The Presidency said this in a statement issued by Femi Adesina, Special Adviser to the President on Media and Publicity, on Wednesday.
The NBS had disclosed that the nation’s GDP declined by –6.10 per cent (year-on-year) in real terms in the second quarter of 2020, ending the three-year trend of low but consistently improving positive real growth rates recorded since the 2016/17 recession.
Also, the real GDP of the first half of 2020 declined by –2.18 per cent year-on-year, compared with 2.11 per cent recorded in the first half of 2019.
But the Presidency stated that the overall decline of -6.1 per cent (for Q2 2020) and -2.18 per cent (for H1 2020) was better than the projected forecast of -7.24 per cent as estimated by the NBS.
It also said the figure was also relatively far better than many other countries recorded during the same quarter.

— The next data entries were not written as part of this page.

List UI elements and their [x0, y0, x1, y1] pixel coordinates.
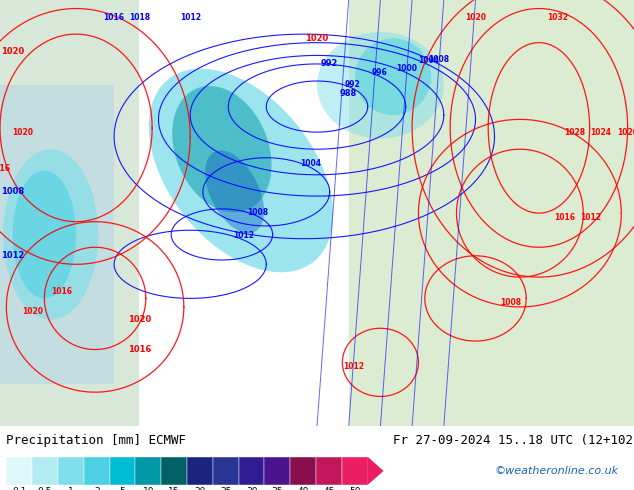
- Text: 1016: 1016: [103, 13, 125, 22]
- Ellipse shape: [13, 171, 76, 298]
- Text: 15: 15: [169, 488, 180, 490]
- Bar: [110, 457, 136, 485]
- Text: 1020: 1020: [12, 128, 34, 137]
- Text: 1018: 1018: [129, 13, 150, 22]
- Text: 1024: 1024: [590, 128, 612, 137]
- Text: 992: 992: [345, 80, 361, 89]
- Text: 996: 996: [372, 68, 387, 76]
- Text: 2: 2: [94, 488, 100, 490]
- Bar: [0, 0, 139, 426]
- Ellipse shape: [149, 69, 333, 272]
- Text: 1000: 1000: [396, 64, 417, 73]
- Bar: [136, 457, 161, 485]
- Bar: [349, 0, 634, 426]
- Bar: [161, 457, 187, 485]
- Text: 1020: 1020: [128, 315, 151, 324]
- Text: 1020: 1020: [22, 307, 44, 316]
- Text: 35: 35: [271, 488, 283, 490]
- Text: 992: 992: [321, 59, 339, 69]
- Bar: [6, 457, 32, 485]
- Text: 1020: 1020: [465, 13, 486, 22]
- Text: ©weatheronline.co.uk: ©weatheronline.co.uk: [495, 466, 619, 476]
- Bar: [32, 457, 58, 485]
- Text: 1012: 1012: [233, 231, 254, 241]
- Text: 5: 5: [120, 488, 126, 490]
- Text: 1020: 1020: [306, 34, 328, 43]
- Polygon shape: [368, 457, 384, 485]
- Text: Fr 27-09-2024 15..18 UTC (12+102): Fr 27-09-2024 15..18 UTC (12+102): [393, 434, 634, 447]
- Text: 0.5: 0.5: [38, 488, 52, 490]
- Bar: [290, 457, 316, 485]
- Text: 1028: 1028: [564, 128, 585, 137]
- Ellipse shape: [3, 149, 98, 319]
- Text: 1020: 1020: [1, 47, 24, 56]
- Text: 1012: 1012: [179, 13, 201, 22]
- Text: 988: 988: [340, 89, 358, 98]
- Text: 1008: 1008: [1, 187, 24, 196]
- Text: 25: 25: [220, 488, 231, 490]
- Bar: [342, 457, 368, 485]
- Bar: [238, 457, 264, 485]
- Text: 1008: 1008: [428, 55, 450, 64]
- Text: 45: 45: [323, 488, 335, 490]
- Text: 20: 20: [194, 488, 205, 490]
- Ellipse shape: [317, 32, 444, 139]
- Text: 1016: 1016: [553, 213, 575, 222]
- Text: 1004: 1004: [301, 159, 321, 168]
- Text: 1012: 1012: [343, 362, 365, 371]
- Text: 1016: 1016: [51, 287, 72, 296]
- Bar: [187, 457, 213, 485]
- Text: 1016: 1016: [0, 164, 11, 173]
- Text: 1: 1: [68, 488, 74, 490]
- Text: 0.1: 0.1: [12, 488, 27, 490]
- Ellipse shape: [205, 150, 264, 233]
- Bar: [84, 457, 110, 485]
- Text: 1012: 1012: [580, 213, 602, 222]
- Bar: [316, 457, 342, 485]
- Text: 1008: 1008: [247, 208, 268, 217]
- Text: 40: 40: [297, 488, 309, 490]
- Bar: [264, 457, 290, 485]
- Text: 1020: 1020: [617, 128, 634, 137]
- Ellipse shape: [355, 38, 431, 115]
- Text: 50: 50: [349, 488, 361, 490]
- Bar: [58, 457, 84, 485]
- Text: 10: 10: [143, 488, 154, 490]
- Text: 1012: 1012: [1, 251, 24, 260]
- Text: 30: 30: [246, 488, 257, 490]
- Text: 1008: 1008: [500, 298, 522, 307]
- Text: 1016: 1016: [128, 345, 151, 354]
- Text: 1032: 1032: [547, 13, 569, 22]
- Ellipse shape: [172, 86, 271, 213]
- Text: 1004: 1004: [418, 56, 439, 65]
- Bar: [213, 457, 238, 485]
- Bar: [0, 85, 114, 384]
- Text: Precipitation [mm] ECMWF: Precipitation [mm] ECMWF: [6, 434, 186, 447]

The statement read: “Furthermore, despite the observed contraction in economic activity during the quarter, it outperformed projections by most domestic and international analysts. It also appears muted compared to the outcomes in several other countries, including large economies such as the US (-33%), UK (-20%), France (-14%), Germany (-10%), Italy (-12.4%), Canada (-12.0%), Israel (-29%), Japan (-8%), South Africa (projection -20% to -50%), with the notable exception of only China (+3%).

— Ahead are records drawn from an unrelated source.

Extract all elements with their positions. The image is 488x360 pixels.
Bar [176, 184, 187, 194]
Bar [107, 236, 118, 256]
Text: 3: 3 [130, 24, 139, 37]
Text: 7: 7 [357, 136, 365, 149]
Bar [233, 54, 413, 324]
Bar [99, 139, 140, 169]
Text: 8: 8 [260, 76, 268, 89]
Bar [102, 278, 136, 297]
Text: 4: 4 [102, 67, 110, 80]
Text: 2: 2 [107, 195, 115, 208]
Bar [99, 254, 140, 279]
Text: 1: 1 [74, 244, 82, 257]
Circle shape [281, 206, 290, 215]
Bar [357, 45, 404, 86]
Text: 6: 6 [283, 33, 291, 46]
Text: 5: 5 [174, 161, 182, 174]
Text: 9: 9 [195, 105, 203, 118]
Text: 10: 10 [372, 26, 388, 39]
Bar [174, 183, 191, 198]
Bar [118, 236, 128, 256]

“The government’s anticipation of the impending economic slowdown and the various initiatives introduced as early responses to cushion the economic and social effects of the pandemic, through the Economic Sustainability Programme (ESP), contributed immensely to dampening the severity of the pandemic on growth.
“On the fiscal side, a robust financing mechanism was designed to raise revenue to support humanitarian assistance, in addition to special intervention funds for the health sector.
“Adjustments to the national budget as well as emergency financing from concessional lending windows of development finance institutions were critical in supporting governments’ capacity to meet its obligations.
“On the monetary side, moratorium on loans, credit support to households and industries, regulatory forbearance and targeted lending and guarantee programs through NIRSAL were some of the measures implemented in response to the pandemic during the second quarter.
The Presidency said the anticipated health impacts of the pandemic have been managed without overwhelming the health infrastructure, which would have further compromised the ability to re-open the country to travel, commerce and international trade.
It further explained since the third quarter, there has been a phased easing of restrictions which, it said, has led to the gradual return of economic activity.
“Finally, it is anticipated that while the third and fourth quarters will reflect continued effects of the slowdown, the Fiscal and Monetary Policy initiatives being deployed by government in a phased process will be a robust response to the challenges posed by the COVID-19 pandemic.
“Furthermore, as the country begins the gradual loosening up of restrictions, and levels of commercial activity increase by people returning to their various livelihoods and payrolls expand, it still remains imperative that all the necessary public health safeguards are adhered to so the country avoids an emergence of a second wave,” the statement read.